La myrmécophilie est un phénomène assez courant chez les insectes. Ce type de relation est de plus en plus étudié dans le cadre de la coévolution. 

Les papillons sont donc très malins, mais ce ne sont pas les seuls ! La myrmécophilie est un phénomène assez courant chez les insectes et notamment chez certaines espèces de mouches. Ce type de relation est de plus en plus étudié dans le cadre de la coévolution : deux espèces négativement et positivement influencées développent chacune des techniques pour contrer les attaques ou les outils de défense de l’autre. En attendant, l’exemple en Grande-Bretagne nous le montre, il est important de prendre en compte pas uniquement la survie des espèces mais également tout l’écosystème et notamment les relations entre espèces. Les études et projets menés pour comprendre la nature des relations entre les espèces animales et végétales sont primordiaux pour savoir ce qui peut être mis en place pour les protéger et les conserver. 

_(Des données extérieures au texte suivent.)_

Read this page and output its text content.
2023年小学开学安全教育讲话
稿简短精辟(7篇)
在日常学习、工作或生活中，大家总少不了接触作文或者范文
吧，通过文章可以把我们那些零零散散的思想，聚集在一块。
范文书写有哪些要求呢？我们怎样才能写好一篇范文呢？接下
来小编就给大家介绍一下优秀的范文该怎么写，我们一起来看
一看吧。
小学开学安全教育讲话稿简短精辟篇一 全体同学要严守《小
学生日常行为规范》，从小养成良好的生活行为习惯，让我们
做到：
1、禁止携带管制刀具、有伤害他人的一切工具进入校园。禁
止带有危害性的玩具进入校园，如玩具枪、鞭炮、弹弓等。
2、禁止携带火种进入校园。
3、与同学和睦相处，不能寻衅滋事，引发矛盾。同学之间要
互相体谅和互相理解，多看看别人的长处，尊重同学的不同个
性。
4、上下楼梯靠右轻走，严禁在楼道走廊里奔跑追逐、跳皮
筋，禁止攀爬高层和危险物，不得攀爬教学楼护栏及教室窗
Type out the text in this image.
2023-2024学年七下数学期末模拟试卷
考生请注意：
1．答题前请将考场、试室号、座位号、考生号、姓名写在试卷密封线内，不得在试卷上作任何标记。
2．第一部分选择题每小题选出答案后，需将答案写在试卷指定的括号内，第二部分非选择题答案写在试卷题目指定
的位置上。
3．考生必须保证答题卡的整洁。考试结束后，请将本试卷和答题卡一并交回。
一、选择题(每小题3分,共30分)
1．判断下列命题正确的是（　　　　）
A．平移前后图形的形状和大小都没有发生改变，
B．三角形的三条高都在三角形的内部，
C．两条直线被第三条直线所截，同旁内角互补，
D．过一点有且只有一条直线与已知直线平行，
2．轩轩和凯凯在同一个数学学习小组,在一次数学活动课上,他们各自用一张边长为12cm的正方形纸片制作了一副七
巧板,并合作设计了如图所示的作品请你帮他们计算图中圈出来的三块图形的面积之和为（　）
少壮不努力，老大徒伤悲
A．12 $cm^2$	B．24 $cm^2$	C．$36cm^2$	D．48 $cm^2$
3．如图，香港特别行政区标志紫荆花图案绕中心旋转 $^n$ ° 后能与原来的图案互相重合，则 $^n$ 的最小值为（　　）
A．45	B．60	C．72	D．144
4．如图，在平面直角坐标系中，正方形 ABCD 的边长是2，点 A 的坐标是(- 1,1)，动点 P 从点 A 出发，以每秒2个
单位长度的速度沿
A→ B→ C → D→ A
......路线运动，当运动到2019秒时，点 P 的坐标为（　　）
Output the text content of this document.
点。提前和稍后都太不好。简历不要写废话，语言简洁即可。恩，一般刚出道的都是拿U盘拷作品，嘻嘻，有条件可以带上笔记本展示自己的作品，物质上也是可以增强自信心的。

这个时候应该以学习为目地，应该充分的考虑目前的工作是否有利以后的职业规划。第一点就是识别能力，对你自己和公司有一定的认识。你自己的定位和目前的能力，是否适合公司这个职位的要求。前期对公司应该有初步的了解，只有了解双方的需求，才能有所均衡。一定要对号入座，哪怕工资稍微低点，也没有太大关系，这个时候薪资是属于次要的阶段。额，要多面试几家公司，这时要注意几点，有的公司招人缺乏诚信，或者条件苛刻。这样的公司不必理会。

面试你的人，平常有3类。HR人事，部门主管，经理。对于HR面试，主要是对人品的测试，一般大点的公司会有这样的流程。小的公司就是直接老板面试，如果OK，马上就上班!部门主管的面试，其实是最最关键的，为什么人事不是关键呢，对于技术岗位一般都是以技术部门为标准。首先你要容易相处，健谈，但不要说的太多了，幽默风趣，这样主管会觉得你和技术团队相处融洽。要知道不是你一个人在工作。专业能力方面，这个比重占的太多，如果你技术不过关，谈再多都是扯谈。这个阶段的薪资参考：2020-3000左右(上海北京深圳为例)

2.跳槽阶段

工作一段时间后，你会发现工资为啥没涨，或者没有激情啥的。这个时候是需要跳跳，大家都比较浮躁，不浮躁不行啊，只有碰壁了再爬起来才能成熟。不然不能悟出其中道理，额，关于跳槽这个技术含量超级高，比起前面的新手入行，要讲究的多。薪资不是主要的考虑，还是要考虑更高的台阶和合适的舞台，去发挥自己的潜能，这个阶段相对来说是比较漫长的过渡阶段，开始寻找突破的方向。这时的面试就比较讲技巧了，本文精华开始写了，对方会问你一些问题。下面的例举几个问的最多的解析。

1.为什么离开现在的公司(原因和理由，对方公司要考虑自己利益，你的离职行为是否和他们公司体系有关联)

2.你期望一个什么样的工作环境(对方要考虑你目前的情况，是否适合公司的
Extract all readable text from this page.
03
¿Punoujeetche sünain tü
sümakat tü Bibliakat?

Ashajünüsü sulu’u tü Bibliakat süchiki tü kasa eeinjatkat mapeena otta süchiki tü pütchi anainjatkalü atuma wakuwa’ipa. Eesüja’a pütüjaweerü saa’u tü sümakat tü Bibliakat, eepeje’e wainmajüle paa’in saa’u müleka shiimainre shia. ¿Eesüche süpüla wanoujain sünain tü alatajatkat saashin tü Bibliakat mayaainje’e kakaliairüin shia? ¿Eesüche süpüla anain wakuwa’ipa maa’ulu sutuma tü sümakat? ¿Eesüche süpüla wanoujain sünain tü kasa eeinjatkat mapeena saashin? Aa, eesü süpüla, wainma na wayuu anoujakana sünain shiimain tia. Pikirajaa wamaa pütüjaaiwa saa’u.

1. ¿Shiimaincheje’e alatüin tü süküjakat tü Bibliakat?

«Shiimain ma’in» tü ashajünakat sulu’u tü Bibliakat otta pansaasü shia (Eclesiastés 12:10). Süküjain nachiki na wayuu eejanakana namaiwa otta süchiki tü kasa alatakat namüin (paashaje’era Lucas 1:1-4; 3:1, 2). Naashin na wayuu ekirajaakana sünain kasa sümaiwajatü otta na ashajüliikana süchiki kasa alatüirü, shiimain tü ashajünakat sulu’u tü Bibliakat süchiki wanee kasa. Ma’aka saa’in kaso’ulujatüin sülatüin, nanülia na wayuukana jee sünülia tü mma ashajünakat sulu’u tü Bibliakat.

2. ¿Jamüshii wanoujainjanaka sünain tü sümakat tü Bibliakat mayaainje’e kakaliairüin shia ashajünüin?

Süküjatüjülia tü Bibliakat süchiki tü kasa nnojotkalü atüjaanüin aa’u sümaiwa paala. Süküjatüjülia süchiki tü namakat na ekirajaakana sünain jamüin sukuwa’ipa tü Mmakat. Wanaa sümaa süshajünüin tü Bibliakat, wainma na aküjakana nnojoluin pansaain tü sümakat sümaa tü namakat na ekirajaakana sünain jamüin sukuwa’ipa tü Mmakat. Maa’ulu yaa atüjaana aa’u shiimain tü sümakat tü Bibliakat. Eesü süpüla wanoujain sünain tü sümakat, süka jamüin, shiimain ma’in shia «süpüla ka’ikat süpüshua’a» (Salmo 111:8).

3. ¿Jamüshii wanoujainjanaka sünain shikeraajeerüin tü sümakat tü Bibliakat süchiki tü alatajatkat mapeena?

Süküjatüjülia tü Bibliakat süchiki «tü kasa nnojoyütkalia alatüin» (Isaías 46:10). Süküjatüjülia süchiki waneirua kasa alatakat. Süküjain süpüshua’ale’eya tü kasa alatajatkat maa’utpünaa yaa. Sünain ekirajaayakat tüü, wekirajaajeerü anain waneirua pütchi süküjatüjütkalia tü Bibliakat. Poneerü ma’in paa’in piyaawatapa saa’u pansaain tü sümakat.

1 Liquide équivalent au sang chez certains invertébrés à la différence qu'il n'y a pas de canaux et qu'il circule dans tout le corps. Il sert notamment à apporter les nutriments, à évacuer les déchets métaboliques ou encore à éliminer les pathogènes de l'organisme. 

2 Maladie qui a particulièrement touché les lapins sauvages et domestiques. Elle se transmet par des mouches et moustiques hématophages, justement favorisés par le déclin des organismes nécrophages et des grands prédateurs à cause des activités anthropiques (chasse, urbanisation, ...).